Le Matricule des anges • Camille Cloarec
Après Une immense sensation de calme, Laurine Roux nous revient avec une roman tout aussi magnétique, pétri de merveilleux et de noirceur.
L’intrigue du Sanctuaire fait terriblement écho à la triste actualité mondiale. Alors qu’un virus transmis par les oiseaux a décimé la plupart de la planète, une famille résiste, isolée au cœur des montagnes. Un père, une mère, deux sœurs : ce sont quatre êtres humains qui survivent tant bien que mal, grâce à la chasse, la pêche et la cueillette. « Ici, nous formons une équipe. Personne, c’est bien compris, personne ne doit être un poids pour les autres ; l’unique règle pour gagner le match », ne cesse de marteler le patriarche à sa tribu. June et Gemma sont éduquées à la dure : aux séances de tractions succèdent les leçons de tir à l’arc et les démonstrations de dépeçage. Voilà bien des années que l’innocence d’une enfance gaie et naïve leur a été ravie. À présent, hormis les contes mythologiques que leur mère leur narre, héroïquement sauvés du chaos ambiant, il n’y a plus aucun divertissement qui tienne. Ce qui se trouve au-delà du Sanctuaire, cette zone touffue dont chacun d’entre eux connaît les moindres recoins, est hautement dangereux. Toutes les créatures ailées sans exception sont à abattre et à brûler. Quant aux autres formes de vie humaine, elles sont à éviter à tout prix. Tels sont les enseignements qu’ont reçus June et Gemma depuis leur plus jeune âge.
Le monde a pourtant été autre, avant. Leur mère, qui radote sans fin sur le passé, est là pour le leur rappeler. « Tous les immeubles, toutes les maisons et tous les gens dedans, Maman les garde vivants dans sa bouche ». Cette ancienne écrivaine est devenue une femme translucide à l’esprit bancal – une nostalgique éperdue d’un temps qui n’est plus, broyée par la disparition de ce qu’elle chérissait plus que tout, trop souvent rabrouée par son mari. Car c’est bien lui qui occupe tout l’espace. Lui et ses exigences, lui et ses recommandations, lui et ses coups de colère. Devant lui, la présence maternelle s’efface, puisqu’« il a le don de la survie, elle, à peine celui de la vie ». Gemma, la narratrice, est la seule de la famille à ne jamais flancher devant lui. Cependant, au détour d’une excursion dans la forêt, elle va un jour s’aventurer au-delà de la délimitation paternelle. Un mystérieux rapace la conduit à un vieil homme répugnant qui se terre dans une grotte sombre. C’est le début de la transgression. Le lien inexplicable, d’une intensité sans précédent, qui la lie à cet aigle est un secret qu’elle garde au plus profond d’elle-même – « c’est mon pépin d’or enrobé de lumière ».

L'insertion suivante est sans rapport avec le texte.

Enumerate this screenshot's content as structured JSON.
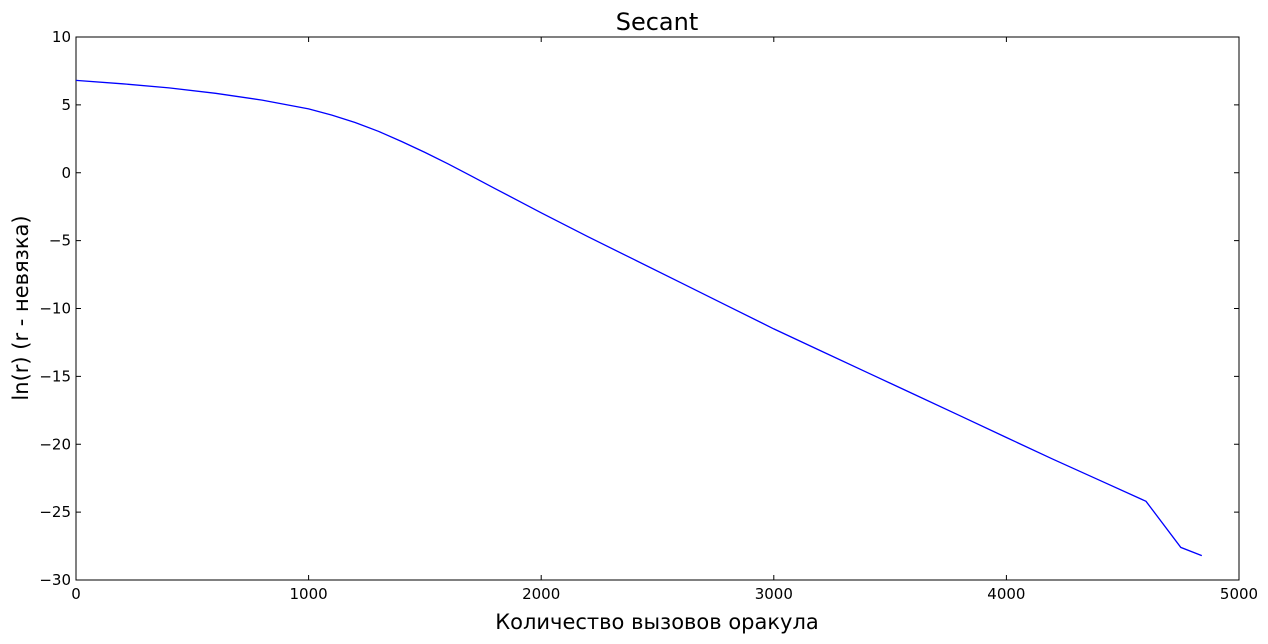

Dans la veine de Jean Hegland et de Jeff Nichols, Laurine Roux dépeint un monde désolé à la surface duquel pas une seule once d’espoir ne frémit. Une étendue agonisante, hostile et impitoyable, qui fait écho au décor d’Une immense sensation de calme, son premier roman. Ce dernier dépeignait la passion farouche d’une jeune fille à l’égard d’un homme mystérieux, dans une nature sauvage et noire mise à mal par des années de guerre. L’univers de l’autrice, en dépit de son angoissante réalité, dégage une forme de beauté hypnotique. La poésie n’est en effet jamais loin, au cœur de cette végétation foisonnante et luxuriante, derrière les légendes qui se murmurent à la tombée de la nuit, tapie dans les tréfonds d’une jeunesse qui se réveille. Sanctuaire a tout du conte, de la dystopie et du récit initiatique. Irradié par une figure paternelle qui condense tous les monstres de tous les mythes réunis – « Papa s’avance, imperturbable, ses pas font trembler la terre, bom, c’est le géant de nos histoires d’enfants, born, l’ogre, bom bom, Le mangeur de petites filles » –, l’ouvrage célèbre, au beau milieu de l’apocalypse, la nécessité de l’émancipation, le mystère des bois et la toute-puissance de l’imaginaire. Il confirme, par la même occasion, le singulier talent de conteuse de Laurine Roux.